As far as targeting the United States as the most religiously aggressive nation on earth...you have been to the Middle East, right, Irvine?



i have been to North Africa, and i would still say that the United States is the most aggressively religious first world nation, especially among nations with the ability to blow up the world several times over.
 
A_Wanderer said:
Yes it applies to Christians, Jews, Muslims, Sikhs, Hindus and Budhists - Atheists comitted the most crimes against humanity in the 20th Century but I would argue that it was from a set of inherently totalitarian and plain anti-freedom ideologies (Nazism and Communism). Guaranteed and protected freedoms are the only safeguard against this - keeping those boundaries clearly defined (keeping religion seperated from state) and excercising those rights (practicing your faith, criticising a faith or both) ensures that the marketplace of ideas cannot be dominated.
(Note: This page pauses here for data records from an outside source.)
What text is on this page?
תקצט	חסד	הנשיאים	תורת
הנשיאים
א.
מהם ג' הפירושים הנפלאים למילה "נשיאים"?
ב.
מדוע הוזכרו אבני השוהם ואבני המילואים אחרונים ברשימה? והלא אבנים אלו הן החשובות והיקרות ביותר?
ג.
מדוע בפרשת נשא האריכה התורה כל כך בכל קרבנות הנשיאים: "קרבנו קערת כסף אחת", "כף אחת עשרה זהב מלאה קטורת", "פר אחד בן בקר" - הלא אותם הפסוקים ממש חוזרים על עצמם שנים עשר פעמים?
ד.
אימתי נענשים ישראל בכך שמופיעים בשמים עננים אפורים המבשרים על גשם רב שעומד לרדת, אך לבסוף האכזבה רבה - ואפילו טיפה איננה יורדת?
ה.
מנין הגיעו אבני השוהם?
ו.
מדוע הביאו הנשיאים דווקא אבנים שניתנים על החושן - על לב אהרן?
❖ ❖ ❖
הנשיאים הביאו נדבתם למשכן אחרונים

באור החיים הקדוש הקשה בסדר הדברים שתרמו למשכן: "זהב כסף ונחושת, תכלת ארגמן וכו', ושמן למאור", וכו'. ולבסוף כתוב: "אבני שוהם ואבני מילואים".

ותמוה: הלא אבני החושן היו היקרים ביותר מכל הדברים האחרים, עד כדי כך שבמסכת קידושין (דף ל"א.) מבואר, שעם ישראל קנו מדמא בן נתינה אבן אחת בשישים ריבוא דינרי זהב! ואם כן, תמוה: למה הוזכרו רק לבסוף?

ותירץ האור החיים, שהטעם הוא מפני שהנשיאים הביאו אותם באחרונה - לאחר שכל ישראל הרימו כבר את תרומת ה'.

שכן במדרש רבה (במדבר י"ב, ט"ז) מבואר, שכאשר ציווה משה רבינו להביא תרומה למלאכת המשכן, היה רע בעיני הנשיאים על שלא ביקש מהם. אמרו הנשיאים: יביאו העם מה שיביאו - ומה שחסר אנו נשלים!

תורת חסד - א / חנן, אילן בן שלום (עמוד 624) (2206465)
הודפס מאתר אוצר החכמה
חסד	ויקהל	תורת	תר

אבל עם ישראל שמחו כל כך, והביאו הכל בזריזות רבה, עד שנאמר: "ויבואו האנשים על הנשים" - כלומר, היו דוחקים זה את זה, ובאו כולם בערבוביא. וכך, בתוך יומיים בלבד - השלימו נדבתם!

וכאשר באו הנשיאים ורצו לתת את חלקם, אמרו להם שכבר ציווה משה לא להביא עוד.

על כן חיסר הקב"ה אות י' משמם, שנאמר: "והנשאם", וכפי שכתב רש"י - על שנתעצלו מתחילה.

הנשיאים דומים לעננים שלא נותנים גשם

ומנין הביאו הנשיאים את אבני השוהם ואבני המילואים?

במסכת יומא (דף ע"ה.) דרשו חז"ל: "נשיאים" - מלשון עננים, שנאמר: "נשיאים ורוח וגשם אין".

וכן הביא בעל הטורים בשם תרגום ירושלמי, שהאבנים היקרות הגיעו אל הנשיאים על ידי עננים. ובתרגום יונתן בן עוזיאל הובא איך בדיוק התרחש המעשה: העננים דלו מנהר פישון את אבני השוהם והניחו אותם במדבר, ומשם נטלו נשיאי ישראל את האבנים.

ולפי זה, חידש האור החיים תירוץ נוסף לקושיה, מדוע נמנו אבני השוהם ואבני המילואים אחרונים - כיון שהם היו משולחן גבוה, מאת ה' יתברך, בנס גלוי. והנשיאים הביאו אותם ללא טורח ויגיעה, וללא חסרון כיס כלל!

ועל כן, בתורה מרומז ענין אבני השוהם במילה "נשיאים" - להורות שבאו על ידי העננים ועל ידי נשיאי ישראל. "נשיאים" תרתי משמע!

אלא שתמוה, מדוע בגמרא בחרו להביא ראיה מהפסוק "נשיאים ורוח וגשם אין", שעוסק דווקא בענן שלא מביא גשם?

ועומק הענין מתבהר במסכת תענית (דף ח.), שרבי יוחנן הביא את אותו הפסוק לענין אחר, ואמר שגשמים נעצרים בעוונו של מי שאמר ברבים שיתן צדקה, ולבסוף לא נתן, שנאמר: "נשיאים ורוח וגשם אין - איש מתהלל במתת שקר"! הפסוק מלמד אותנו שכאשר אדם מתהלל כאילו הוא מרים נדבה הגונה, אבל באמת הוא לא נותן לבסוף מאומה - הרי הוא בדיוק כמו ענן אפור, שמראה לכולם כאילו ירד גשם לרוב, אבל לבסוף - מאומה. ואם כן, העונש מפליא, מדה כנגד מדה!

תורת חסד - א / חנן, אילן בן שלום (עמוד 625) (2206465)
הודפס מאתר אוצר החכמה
People should have the freedom to practice their beliefs as long as they do not violate other peoples rights - people do not have a right to not be offended so beliefs that are bigoted and hateful are free to be professed by believers and savagely mocked by others, that is the price of free speech and free expression.

Very well said.
 
melon said:


The timeline is correct. The second "Great Awakening" (c. 1820s-1830s) is the evangelical movement that created the legend of America's Founding Fathers being devout Christians (along with the legend of George Washington chopping down his father's cherry tree). Prior to that, America was cool to religion.


Cool to religion? Towns throught the original colonies were centered around their local church. People came to this country for the free exercise of their religion - which more often than not was Christianity.
 
Irvine511 said:
i'm going to continue to sound the THEOCRACY WATCH alarm whenever and wherever the wall between the separation of church and state might be chipped away, and to shine a bright spotlight on the Christianzing of America in every dark corner. it is simply undeniable that the rise of the Republican Party to electoral hegemony has been advanced by the politicization of culturally alienated traditionalist Christians, specifically the anti-liberal evangelical Protestants.

i wonder what their vigilance does to upset you so much -- is the removal of a nativity scene from a public building really that much of an affront of your freedom to practice religion however you see fit? isn't there ample piety in America?

The trumpet call of "theocracy watch" may give you a degree of comfort when the political process does not proceed as you desire. It certainly is alot easier to claim attack by a group (through the false claim of theocracy) instead of engaging in the discussion of public policy.

Questioning your "vigilence" is not a matter of being upset, but rather a matter of challenging what I consider a false premise.